Man orakelt ja schon gerne, was aus einem Preisträger alles herausgeholt werden kann. Diesem Gedanken hing wohl auch Herr Knizia nach, und schwupps - war das Orakel geboren! Ich könnte dem Titel gehorchend mich in mystischen Andeutungen und geheimen Zeichen ausdrücken, um das Spiel und sein hervorrufendes Gefühl zu beschreiben. Rufe die Priesterin und sie wird dir auf deinem Weg zum Ziel eine große Hilfe sein. Finde die Kobolde und nutze ihre gemeinsame Stärke. Und so weiter. Ich schätze, in dem Stil verstehe ich den Text am Ende selber nicht mehr. Da wollen wir uns doch erstmal die Einzelteile und Mechanismen ansehen.

Ablauf

Fangen wir mit dem Spielplan an: Der Halbstern hat sich in eine Spirale verwandelt, es werden alle Felder des Weges mit Plättchen ausgestattet. Diese bestehen aus den bekannten Siegpunkten und Wunschsteinen. Hinzu kommen Spiegel, Kobolde, Spiralen und Kleeblätter mit entsprechenden Sonderfunktionen. Zu den Spielfiguren der Mitspieler gesellt sich die Figur der Orakelpriesterin ins Startfeld.

Wer an der Reihe ist, wirft eine Karte auf einen Ablagestapel oder auf die entsprechende farbliche Auslage bzw. bildet hiervon eine neue, wenn die Farbe noch nicht ausliegt. Anschließend wird eine Karte nachgezogen, entweder vom Nachziehstapel oder von einem ausliegenden Ablagestapel.

Der Bewegungsmechanismus der eigenen Spielsteine ist unverändert über Farbkarten geregelt, die entweder in strikt aufsteigender oder absteigender Reihenfolge ausgelegt werden. Die Wegfelder sind entsprechend farbig markiert, d. h. wenn eine gelbe Karte ausgespielt wird, darf eine Spielfigur auf das nächste vor ihr liegende gelbe Feld gezogen werden.

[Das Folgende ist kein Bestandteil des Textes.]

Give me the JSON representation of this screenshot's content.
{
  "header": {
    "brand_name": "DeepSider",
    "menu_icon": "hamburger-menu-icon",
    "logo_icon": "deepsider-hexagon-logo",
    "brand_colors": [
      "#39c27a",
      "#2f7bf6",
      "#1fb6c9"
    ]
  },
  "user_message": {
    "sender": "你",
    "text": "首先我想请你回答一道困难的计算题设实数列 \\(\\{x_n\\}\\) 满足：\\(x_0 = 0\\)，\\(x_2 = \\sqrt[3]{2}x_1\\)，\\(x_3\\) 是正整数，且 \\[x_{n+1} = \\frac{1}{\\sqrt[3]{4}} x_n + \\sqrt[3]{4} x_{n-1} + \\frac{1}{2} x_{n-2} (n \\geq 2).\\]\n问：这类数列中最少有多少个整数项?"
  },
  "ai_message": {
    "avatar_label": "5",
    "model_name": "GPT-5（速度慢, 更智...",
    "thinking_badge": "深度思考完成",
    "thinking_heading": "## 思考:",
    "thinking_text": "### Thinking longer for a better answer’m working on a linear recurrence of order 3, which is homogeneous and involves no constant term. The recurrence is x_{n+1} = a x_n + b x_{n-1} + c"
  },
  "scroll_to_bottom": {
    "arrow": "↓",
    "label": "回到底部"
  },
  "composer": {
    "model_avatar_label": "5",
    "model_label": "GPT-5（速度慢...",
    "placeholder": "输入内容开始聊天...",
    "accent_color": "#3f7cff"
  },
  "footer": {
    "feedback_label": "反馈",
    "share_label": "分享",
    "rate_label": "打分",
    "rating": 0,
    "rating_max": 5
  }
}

Über die neuen zusätzlichen Wegplättchen können die Punkte der Wunschsteine in der Endwertung verdoppelt bis vervierfacht werden, mittels der Spirale kann auch rückwärts gelaufen werden. Die Kleeblätter erlauben zusätzliche Bewegung, die Kobolde das Loswerden lästiger Hand- oder blockierender Auslagekarten. Außerdem können Zusatzpunkte ergattert werden, wenn sich alle drei Spielfiguren eines Spielers auf Koboldfeldern befinden.

Eine weitere Punktequelle ist die Orakelpriesterin. Sie kann ebenfalls durch das Ausspielen einer Karte bewegt werden, allerdings wird ihre Bewegungsweite nicht über Farben, sondern Zahlenwerte auf den Karten geregelt, die zwischen 1 und 5 variieren. Wird die Priesterin auf ein Feld gezogen, auf dem sich eine eigene Figur befindet, erhält man sofort 5 Siegpunkte.

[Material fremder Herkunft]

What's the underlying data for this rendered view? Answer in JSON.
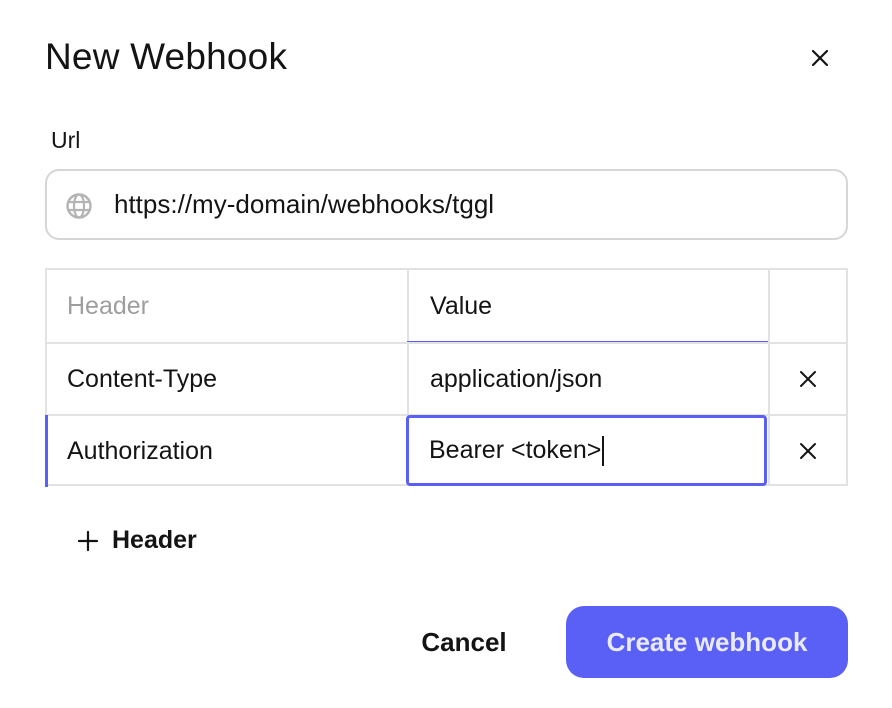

Das Spiel kann auf drei verschiedene Arten enden: Entweder befinden sich alle Figuren eines Spielers auf den letzten sieben Feldern des Weges oder derer fünf von verschiedenen Spielern auf eben jenen Endfeldern oder der Nachziehstapel ist aufgebraucht.

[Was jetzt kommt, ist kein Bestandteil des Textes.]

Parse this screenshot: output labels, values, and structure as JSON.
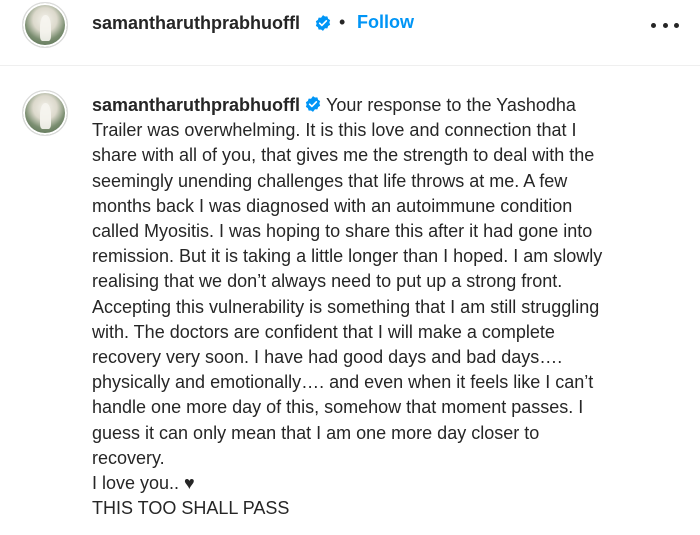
{
  "header": {
    "username": "samantharuthprabhuoffl",
    "separator": "•",
    "follow_label": "Follow",
    "more_icon": "more-horizontal-icon"
  },
  "post": {
    "username": "samantharuthprabhuoffl",
    "caption_lines": [
      "Your response to the Yashodha",
      "Trailer was overwhelming. It is this love and connection that I",
      "share with all of you, that gives me the strength to deal with the",
      "seemingly unending challenges that life throws at me. A few",
      "months back I was diagnosed with an autoimmune condition",
      "called Myositis. I was hoping to share this after it had gone into",
      "remission. But it is taking a little longer than I hoped. I am slowly",
      "realising that we don’t always need to put up a strong front.",
      "Accepting this vulnerability is something that I am still struggling",
      "with. The doctors are confident that I will make a complete",
      "recovery very soon. I have had good days and bad days….",
      "physically and emotionally…. and even when it feels like I can’t",
      "handle one more day of this, somehow that moment passes. I",
      "guess it can only mean that I am one more day closer to",
      "recovery.",
      "I love you.. ♥",
      "THIS TOO SHALL PASS"
    ]
  },
  "colors": {
    "text": "#262626",
    "accent": "#0095f6",
    "verified_badge": "#0095f6",
    "divider": "#efefef"
  }
}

In der Schlusswertung werden neben den Wunschsteinen, die ggf. durch gesammelte Spiegel mehrfach gewertet werden, auch die einzelnen Endpositionen der Spielfiguren gewertet. Wer noch Spielfiguren im ersten Drittel des Wegs stehen hat, kassiert Minuspunkte, erst danach gibt es Pluspunkte, aufsteigend in Richtung Wegende bis zum Maximalwert von 10 Punkten für das Schlussfeld. Der Spieler mit den meisten Punkten wird superkeltischer Orakelsieger, bei Gleichstand gibt es mehrere davon.

Fazit

Zunächst ist zu vermerken, dass die Spielregel übersichtlich und gut verdichtet dargestellt ist. Ein regelrechtes Bravo hierfür. Auch das Material ist von bewährter Qualität, der große Spielplan sowie die sonstigen Bestandteile sind sorgfältig verarbeitet und solide ausgeführt. Bis hierher gibt es nichts zu bemängeln.

Beginnt das Spiel, versucht man ob der Vielzahl der Möglichkeiten langfristige Strategien zu entwickeln. Das ist nicht gut. Im Gegenteil: Diese Variante schreit danach, rein taktisch auf die aktuelle Spielsituation bestmöglich zu reagieren.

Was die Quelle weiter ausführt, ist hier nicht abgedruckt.